What about those who do claim to eat a balanced diet? Surely they have no need for any added nutrients. An observational study published three years ago examined that question. Researchers looked at the diets of 70 athletes and sedentary people who were actively seeking to “improve the quality of micronutrient intake from food sources alone” between 1996 and 2005. From the 70 computer-generated analyses, the diets of 10 men and 10 women, aged 24 to 50, were selected. Close analysis of the diets’ nutrient contents revealed that all 20 subjects who relied on food alone for nutrient needs had between three and 15 nutrient deficiencies. Males averaged deficiencies in 40 percent of vitamins and 54.2 percent of minerals. The women were 29 percent deficient in required vitamins and 44.2 percent deficient in essential minerals.

Such shortcomings are even more likely in typical bodybuilding diets. Fear of adding bodyfat leads many bodybuilders to restrict foods that are good sources of essential nutrients, such as fruits and vegetables. Those who don’t eat fatty fish at least three times a week are lacking essential omega-3 fatty acids. Most bodybuilders do, however, take a wide variety of essential-nutrient supplements. Published analyses of bodybuilders’ typical precontest diets point up a few nutrient deficiencies, likely the result of a severely calorie-restricted diet.

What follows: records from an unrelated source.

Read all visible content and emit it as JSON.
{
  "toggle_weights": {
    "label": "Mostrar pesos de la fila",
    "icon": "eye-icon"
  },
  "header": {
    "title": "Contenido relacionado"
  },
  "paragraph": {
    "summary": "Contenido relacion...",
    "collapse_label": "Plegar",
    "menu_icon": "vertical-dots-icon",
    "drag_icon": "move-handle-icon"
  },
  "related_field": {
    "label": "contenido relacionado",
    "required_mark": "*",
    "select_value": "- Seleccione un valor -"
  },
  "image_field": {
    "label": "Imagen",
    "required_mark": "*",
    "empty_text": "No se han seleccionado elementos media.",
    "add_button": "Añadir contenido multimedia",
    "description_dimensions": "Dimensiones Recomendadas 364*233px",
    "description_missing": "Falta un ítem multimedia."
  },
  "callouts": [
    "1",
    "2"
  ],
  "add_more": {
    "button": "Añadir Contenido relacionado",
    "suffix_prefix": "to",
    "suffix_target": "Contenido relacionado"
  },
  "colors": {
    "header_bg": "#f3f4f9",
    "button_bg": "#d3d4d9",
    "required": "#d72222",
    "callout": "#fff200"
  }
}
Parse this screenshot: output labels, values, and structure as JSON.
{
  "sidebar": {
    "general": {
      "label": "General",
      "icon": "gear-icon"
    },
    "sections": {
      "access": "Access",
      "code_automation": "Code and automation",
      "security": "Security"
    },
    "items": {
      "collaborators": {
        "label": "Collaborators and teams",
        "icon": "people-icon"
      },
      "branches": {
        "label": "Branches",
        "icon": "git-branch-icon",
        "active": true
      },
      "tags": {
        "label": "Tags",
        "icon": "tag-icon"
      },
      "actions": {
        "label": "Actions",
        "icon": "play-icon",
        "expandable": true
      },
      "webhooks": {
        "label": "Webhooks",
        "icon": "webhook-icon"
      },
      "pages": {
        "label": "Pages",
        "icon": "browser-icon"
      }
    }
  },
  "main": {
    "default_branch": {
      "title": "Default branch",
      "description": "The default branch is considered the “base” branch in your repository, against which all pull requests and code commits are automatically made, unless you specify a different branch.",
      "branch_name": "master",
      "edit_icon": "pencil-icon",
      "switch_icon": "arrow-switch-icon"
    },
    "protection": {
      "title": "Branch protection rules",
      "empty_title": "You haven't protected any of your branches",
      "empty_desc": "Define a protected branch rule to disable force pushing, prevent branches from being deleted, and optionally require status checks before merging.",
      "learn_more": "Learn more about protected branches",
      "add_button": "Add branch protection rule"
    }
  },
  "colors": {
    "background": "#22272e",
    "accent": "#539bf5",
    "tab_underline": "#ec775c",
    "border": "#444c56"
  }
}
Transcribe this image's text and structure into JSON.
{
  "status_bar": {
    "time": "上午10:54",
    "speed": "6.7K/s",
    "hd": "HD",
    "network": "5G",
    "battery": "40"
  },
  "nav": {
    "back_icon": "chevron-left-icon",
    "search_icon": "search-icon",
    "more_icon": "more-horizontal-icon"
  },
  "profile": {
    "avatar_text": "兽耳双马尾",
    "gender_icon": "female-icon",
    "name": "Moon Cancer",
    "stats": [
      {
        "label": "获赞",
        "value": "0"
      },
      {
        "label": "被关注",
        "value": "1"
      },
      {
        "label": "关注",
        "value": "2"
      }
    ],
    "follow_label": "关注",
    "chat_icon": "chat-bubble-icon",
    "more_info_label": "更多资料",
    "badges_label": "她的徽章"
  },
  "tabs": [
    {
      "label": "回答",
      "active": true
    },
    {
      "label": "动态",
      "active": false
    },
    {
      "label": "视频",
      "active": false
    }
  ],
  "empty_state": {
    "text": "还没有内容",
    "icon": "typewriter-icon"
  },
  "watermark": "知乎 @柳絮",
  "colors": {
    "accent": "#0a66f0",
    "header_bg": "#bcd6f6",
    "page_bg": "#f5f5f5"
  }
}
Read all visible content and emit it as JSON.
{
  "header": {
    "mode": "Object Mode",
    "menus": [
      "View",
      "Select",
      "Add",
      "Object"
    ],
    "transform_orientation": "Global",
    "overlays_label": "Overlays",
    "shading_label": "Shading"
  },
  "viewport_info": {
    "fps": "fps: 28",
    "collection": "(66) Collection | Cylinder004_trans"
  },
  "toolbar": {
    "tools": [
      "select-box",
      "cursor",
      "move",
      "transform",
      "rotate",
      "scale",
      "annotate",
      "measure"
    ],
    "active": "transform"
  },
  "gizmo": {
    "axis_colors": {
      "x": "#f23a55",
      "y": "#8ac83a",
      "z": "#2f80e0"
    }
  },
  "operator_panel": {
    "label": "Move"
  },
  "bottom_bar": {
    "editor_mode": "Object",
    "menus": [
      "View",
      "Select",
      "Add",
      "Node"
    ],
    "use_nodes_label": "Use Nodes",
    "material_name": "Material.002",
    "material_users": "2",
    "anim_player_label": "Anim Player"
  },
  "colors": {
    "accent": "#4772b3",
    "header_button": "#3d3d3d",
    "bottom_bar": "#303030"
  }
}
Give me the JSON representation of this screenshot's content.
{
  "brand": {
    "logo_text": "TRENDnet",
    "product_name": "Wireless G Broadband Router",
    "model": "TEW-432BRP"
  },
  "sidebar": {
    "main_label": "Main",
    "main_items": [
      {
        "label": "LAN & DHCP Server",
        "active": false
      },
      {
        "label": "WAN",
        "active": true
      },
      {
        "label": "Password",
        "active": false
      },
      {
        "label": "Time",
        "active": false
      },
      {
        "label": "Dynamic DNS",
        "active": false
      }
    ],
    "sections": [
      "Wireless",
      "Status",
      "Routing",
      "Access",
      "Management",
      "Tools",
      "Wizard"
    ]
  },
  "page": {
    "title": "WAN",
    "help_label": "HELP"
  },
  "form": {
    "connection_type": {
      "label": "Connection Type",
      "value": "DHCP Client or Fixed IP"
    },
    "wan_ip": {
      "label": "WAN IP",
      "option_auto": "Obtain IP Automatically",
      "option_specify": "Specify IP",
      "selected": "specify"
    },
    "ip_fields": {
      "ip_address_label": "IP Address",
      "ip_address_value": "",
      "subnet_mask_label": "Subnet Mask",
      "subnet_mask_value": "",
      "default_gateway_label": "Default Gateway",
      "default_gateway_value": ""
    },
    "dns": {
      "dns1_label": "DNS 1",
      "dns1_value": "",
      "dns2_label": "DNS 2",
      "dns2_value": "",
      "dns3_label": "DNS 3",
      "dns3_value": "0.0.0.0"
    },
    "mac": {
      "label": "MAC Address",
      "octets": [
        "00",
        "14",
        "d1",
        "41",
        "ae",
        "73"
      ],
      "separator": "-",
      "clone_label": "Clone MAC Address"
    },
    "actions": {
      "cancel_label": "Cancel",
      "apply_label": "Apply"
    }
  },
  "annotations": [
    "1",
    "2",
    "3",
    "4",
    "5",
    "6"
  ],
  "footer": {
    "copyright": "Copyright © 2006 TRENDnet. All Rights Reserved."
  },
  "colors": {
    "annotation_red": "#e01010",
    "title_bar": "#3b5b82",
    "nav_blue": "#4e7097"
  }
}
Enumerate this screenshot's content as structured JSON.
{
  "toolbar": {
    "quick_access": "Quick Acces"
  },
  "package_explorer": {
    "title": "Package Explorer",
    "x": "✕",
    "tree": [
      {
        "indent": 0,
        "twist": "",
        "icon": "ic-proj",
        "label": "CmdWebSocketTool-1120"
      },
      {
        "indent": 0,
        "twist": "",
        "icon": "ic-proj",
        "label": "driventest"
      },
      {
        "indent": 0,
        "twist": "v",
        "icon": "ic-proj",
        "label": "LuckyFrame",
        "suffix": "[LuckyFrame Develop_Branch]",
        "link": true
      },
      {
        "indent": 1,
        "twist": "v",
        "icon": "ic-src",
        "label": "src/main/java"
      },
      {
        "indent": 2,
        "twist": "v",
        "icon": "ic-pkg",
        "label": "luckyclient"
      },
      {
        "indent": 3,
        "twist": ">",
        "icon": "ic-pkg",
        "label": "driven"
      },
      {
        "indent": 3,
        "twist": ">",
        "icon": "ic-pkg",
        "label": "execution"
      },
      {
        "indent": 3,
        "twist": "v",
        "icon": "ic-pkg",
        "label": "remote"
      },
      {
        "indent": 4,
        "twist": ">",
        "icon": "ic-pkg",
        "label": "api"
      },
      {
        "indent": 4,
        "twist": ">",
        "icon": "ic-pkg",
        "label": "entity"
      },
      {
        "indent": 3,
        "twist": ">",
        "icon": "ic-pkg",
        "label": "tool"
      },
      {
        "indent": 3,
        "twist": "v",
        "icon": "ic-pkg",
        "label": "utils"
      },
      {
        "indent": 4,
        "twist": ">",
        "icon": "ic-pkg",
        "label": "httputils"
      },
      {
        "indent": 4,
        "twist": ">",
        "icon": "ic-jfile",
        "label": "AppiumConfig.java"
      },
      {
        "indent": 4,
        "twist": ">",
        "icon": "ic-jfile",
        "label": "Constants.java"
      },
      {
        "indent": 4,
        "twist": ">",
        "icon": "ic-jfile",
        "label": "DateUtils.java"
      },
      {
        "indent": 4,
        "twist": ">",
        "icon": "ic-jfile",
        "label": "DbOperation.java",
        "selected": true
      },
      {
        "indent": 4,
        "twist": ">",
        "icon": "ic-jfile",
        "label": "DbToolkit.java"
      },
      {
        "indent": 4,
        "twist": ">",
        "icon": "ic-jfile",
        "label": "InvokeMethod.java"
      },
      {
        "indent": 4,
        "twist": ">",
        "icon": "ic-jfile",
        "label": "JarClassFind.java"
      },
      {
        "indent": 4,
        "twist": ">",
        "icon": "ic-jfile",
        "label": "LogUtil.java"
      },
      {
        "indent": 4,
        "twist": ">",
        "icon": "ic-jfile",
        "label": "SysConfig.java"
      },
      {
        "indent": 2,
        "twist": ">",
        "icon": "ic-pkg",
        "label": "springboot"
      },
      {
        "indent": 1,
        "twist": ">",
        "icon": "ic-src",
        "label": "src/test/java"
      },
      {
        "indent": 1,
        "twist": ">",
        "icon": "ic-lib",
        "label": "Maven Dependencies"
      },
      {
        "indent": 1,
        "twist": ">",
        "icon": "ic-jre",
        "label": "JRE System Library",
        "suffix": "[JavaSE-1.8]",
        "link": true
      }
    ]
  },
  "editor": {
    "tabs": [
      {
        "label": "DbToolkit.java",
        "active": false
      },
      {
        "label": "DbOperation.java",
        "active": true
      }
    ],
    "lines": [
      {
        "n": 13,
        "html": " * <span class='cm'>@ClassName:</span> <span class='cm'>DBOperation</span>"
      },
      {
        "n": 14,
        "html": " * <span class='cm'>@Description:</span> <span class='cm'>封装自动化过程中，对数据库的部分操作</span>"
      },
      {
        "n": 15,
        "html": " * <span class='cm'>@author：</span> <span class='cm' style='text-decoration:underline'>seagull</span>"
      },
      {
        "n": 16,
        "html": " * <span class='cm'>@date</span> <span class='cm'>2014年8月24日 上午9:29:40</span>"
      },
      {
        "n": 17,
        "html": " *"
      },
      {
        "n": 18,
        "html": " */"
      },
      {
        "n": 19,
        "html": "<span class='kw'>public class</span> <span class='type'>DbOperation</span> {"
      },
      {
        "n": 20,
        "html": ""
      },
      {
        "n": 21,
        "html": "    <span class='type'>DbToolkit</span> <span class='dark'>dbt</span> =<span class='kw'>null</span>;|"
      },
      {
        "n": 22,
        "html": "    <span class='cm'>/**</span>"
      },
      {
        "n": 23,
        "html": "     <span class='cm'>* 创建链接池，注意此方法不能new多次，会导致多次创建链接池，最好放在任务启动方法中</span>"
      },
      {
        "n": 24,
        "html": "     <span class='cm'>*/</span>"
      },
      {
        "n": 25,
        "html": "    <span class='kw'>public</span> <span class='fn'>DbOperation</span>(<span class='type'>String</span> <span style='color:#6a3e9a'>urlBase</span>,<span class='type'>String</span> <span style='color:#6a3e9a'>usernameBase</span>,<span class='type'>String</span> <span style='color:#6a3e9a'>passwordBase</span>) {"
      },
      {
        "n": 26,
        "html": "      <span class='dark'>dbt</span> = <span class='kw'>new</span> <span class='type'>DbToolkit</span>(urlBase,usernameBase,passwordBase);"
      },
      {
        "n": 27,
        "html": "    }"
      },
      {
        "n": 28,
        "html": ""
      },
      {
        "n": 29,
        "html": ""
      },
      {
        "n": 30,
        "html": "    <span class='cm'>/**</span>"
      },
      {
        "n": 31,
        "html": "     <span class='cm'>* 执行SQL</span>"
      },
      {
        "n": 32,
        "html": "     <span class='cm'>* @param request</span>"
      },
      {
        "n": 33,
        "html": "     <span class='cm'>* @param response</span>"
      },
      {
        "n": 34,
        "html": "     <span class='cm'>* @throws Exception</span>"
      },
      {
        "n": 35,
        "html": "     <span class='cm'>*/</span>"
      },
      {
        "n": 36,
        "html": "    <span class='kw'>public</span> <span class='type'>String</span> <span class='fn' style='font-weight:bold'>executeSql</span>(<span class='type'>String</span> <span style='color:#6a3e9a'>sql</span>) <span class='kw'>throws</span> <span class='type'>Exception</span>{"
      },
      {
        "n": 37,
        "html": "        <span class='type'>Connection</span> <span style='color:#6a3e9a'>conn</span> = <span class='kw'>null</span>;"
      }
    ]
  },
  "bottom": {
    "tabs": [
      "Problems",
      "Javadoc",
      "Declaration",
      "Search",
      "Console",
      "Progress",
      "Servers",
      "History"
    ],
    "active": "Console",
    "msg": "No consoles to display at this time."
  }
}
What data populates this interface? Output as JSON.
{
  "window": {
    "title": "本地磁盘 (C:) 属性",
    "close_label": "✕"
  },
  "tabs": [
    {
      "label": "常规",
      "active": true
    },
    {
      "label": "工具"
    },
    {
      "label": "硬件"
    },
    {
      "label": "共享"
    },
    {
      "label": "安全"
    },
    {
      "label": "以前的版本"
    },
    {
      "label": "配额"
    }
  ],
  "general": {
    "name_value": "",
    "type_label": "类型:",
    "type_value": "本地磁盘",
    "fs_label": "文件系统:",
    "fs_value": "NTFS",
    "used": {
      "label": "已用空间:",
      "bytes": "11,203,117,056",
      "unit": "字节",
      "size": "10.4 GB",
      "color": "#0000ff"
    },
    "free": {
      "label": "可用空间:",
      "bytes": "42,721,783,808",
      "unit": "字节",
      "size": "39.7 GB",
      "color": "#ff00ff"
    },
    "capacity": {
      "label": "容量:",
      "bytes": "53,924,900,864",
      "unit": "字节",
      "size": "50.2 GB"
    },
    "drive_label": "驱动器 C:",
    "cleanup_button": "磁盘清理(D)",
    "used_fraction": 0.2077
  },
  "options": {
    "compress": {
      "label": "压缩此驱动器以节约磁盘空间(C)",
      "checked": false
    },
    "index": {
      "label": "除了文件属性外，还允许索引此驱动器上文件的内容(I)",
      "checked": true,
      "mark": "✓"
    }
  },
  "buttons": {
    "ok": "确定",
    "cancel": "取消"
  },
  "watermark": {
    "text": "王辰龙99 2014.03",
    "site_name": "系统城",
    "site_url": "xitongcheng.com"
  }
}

The essential aspect of the balanced-diet concept is that it doesn’t come naturally. You must be proactive about eating a wide variety of foods to get enough required and protective nutrients. The more natural, or unprocessed, the food, the greater your chance of success. If you’re not motivated to do extensive monitoring of food and nutrient intake, the judicious use of supplements not only makes perfect sense but also provides a relatively easy form of health insurance that costs far less than the real thing.

Misner, B. (2006). Food alone may not provide sufficient micronutrients for preventing deficiency. J Int Soc Sports Nutr. 3:51-55.